I keep thinking about the plant on my desk that didn’t ask for burnt coffee and got it anyway. It survived. It didn’t clap. The fridge post-it is still on the floor, edges curled like a shrug. The chair squeaks in the same rhythm as the clock app’s second hand, and I can’t tell whether it’s mocking me or keeping time. The printer error light in someone’s background turned into a running joke that stopped being funny and then became useful because the joke made the error visible and the visibility finally made someone fix it. Or not yet. I haven’t asked. Maybe that’s tomorrow’s rhythm.

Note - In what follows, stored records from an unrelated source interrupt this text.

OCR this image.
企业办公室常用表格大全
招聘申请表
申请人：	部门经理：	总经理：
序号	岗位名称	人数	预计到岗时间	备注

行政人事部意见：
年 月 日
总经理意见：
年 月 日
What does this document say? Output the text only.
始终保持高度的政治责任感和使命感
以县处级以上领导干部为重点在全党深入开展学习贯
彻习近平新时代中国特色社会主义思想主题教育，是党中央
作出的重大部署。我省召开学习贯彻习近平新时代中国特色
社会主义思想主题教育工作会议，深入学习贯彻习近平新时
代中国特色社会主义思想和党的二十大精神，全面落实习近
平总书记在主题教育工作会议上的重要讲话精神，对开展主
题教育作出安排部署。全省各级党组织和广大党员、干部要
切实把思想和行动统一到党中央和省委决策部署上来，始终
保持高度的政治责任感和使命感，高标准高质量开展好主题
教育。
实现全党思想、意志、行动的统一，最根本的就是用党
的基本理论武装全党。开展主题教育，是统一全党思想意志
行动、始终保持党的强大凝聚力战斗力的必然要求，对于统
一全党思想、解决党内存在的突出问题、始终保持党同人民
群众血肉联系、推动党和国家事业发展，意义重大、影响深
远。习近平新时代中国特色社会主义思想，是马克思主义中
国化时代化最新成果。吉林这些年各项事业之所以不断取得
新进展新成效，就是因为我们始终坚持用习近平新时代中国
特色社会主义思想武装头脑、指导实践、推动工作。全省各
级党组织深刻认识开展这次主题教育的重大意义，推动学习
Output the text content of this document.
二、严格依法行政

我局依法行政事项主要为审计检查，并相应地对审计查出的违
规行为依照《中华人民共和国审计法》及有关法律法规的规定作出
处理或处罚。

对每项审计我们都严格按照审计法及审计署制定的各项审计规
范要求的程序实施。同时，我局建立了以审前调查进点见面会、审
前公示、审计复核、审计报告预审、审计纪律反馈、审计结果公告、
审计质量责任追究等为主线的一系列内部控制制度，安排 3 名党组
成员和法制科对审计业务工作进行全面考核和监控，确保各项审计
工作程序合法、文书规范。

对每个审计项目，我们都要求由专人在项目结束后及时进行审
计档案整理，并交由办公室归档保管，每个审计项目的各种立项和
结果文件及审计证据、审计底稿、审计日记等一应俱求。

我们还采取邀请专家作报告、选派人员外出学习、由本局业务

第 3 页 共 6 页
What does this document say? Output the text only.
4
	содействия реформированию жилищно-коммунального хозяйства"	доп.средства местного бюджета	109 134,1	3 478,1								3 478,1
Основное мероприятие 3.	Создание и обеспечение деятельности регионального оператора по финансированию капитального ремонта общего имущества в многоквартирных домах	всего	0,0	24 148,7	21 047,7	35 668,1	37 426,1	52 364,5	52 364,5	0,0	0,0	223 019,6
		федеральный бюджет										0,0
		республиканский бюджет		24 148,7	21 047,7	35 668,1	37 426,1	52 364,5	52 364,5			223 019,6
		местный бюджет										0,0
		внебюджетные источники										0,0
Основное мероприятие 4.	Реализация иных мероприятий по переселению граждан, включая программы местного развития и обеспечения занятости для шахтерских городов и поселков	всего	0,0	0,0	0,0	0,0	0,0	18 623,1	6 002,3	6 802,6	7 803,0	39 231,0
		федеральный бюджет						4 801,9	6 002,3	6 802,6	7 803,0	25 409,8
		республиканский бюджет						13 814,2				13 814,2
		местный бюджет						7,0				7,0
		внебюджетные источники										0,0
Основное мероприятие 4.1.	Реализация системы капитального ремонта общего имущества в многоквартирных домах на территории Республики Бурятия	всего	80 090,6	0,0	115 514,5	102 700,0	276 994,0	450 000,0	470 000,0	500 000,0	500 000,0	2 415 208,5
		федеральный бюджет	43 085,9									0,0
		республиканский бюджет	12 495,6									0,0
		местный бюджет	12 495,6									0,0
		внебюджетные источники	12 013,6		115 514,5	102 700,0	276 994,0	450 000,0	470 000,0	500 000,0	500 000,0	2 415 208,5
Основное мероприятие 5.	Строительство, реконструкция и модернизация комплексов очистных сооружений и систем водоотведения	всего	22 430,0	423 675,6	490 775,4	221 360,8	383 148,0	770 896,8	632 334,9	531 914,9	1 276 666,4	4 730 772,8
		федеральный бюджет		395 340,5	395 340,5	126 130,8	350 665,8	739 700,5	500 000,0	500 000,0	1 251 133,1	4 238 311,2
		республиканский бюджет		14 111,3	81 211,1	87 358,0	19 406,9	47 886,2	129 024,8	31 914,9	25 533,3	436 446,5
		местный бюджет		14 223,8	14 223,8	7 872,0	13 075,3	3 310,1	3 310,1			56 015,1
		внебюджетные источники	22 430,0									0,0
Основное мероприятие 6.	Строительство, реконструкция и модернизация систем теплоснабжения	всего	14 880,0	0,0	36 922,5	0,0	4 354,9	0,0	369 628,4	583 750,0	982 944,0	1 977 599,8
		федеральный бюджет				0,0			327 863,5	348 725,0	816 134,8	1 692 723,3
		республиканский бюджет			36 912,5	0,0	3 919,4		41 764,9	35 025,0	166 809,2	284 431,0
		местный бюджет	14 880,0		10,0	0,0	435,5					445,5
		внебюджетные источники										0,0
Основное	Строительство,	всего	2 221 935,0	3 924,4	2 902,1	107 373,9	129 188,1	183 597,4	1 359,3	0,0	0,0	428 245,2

So did we get better? We did and we didn’t. We moved; we stayed; we drew a box and called it a pillar and then drew a line from a project to the pillar and for the first time in a while the line felt like something other than a lie. We fixed it; we broke it; we fixed what we broke; we kept count; we forgot; we remembered; we kept going. The fog did not lift. It moved to a different corner of the room and pretended to be furniture. We saw it anyway. We waved, ridiculous. We kept working, more beat than inspiration, more metronome than anthem, and somehow that felt like relief.
Coffee again. Bitter, colder. The calendar invites stacked like dominoes. The VWCG tab still open, the icons still smug, the OS still thin and sharp and enough if we actually run it. I think we did. I think we will forget. I think we’ll remember when the mildew shows up. Both true; both false; both the only way I know to keep time when the song refuses to start.